That is true, for "Damsel" is a tale in which the princess must save herself.

It also is a movie that asks too much of Brown, the talented young actress we've watched grow up in Netflix's popular science-fiction-meets-horror series "Stranger Things" and who's delighted in two previous Netflix movies, 2020's "Enola Holmes" and its likewise enjoyable 2022 sequel, "Enola Holmes 2."

'Enola Holmes 2' another charming bit of mystery with more good work from Millie Bobby Brown — Movie review

She has had a lot of on-screen help carrying the dramatic weight of those projects.

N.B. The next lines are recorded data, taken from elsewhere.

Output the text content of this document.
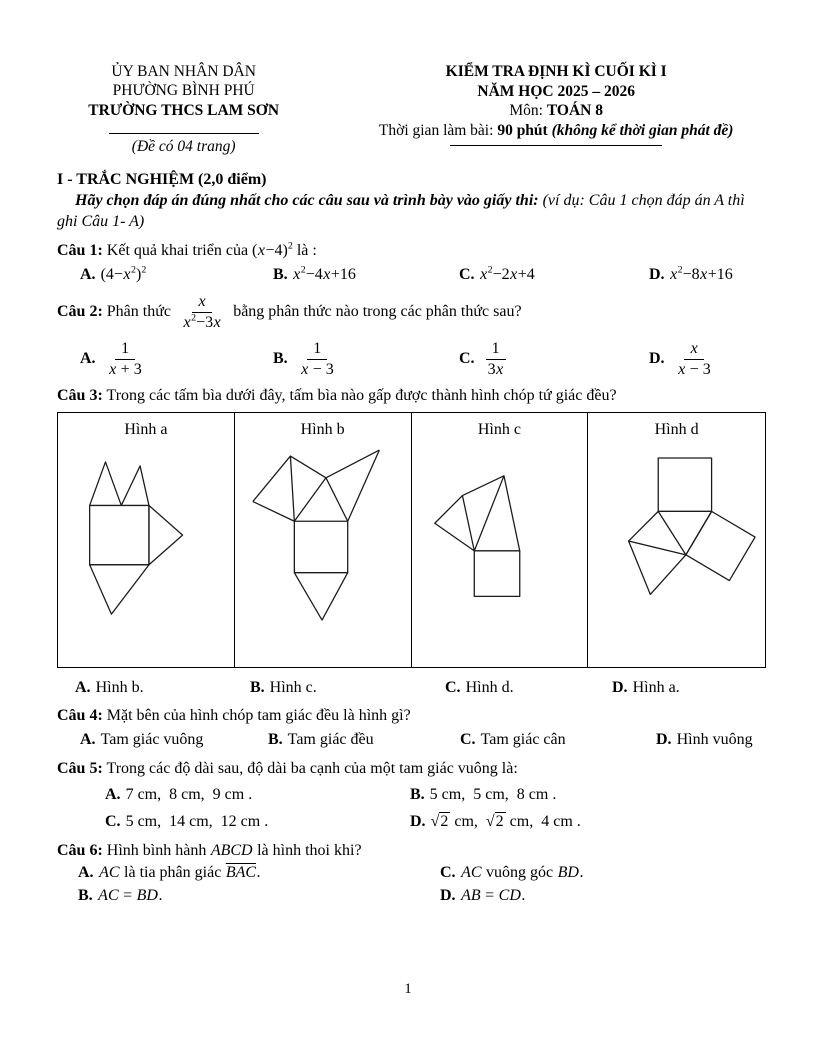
ỦY BAN NHÂN DÂN
PHƯỜNG BÌNH PHÚ
TRƯỜNG THCS LAM SƠN
(Đề có 04 trang)
KIỂM TRA ĐỊNH KÌ CUỐI KÌ I
NĂM HỌC 2025 – 2026
Môn: TOÁN 8
Thời gian làm bài: 90 phút (không kể thời gian phát đề)
I - TRẮC NGHIỆM (2,0 điểm)

Hãy chọn đáp án đúng nhất cho các câu sau và trình bày vào giấy thi: (ví dụ: Câu 1 chọn đáp án A thì ghi Câu 1- A)

Câu 1: Kết quả khai triển của $(x-4)^2$ là :
A. $(4-x^2)^2$	B. $x^2-4x+16$	C. $x^2-2x+4$	D. $x^2-8x+16$
Câu 2: Phân thức $\frac{x}{x^2-3x}$ bằng phân thức nào trong các phân thức sau?
A. $\frac{1}{x + 3}$	B. $\frac{1}{x - 3}$	C. $\frac{1}{3x}$	D. $\frac{x}{x - 3}$
Câu 3: Trong các tấm bìa dưới đây, tấm bìa nào gấp được thành hình chóp tứ giác đều?
Hình a	Hình b	Hình c	Hình d
A. Hình b.	B. Hình c.	C. Hình d.	D. Hình a.
Câu 4: Mặt bên của hình chóp tam giác đều là hình gì?
A. Tam giác vuông	B. Tam giác đều	C. Tam giác cân	D. Hình vuông
Câu 5: Trong các độ dài sau, độ dài ba cạnh của một tam giác vuông là:
A. 7 cm,  8 cm,  9 cm .	B. 5 cm,  5 cm,  8 cm .
C. 5 cm,  14 cm,  12 cm .	D. √2 cm,  √2 cm,  4 cm .
Câu 6: Hình bình hành ABCD là hình thoi khi?
A. AC là tia phân giác $\overline{BAC}$.	C. AC vuông góc BD.
B. AC = BD.	D. AB = CD.
1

In Damsel," however, despite notable cast mates in Angela Bassett and Robin Wright, Brown is asked to haul almost all of it.

Perhaps she could, were the screenplay by Dan Mazeau ("Fast X") much stronger and the direction of Juan Carlos Fresnadillo ("28 Weeks Later)" better than acceptable.

With these key components at the levels they are, "Damsel" is a mildly entertaining time-passer, one likely to appeal to a younger demographic — an audience perhaps ready to graduate from basic princess tales to something a little darker and at least a little more interesting.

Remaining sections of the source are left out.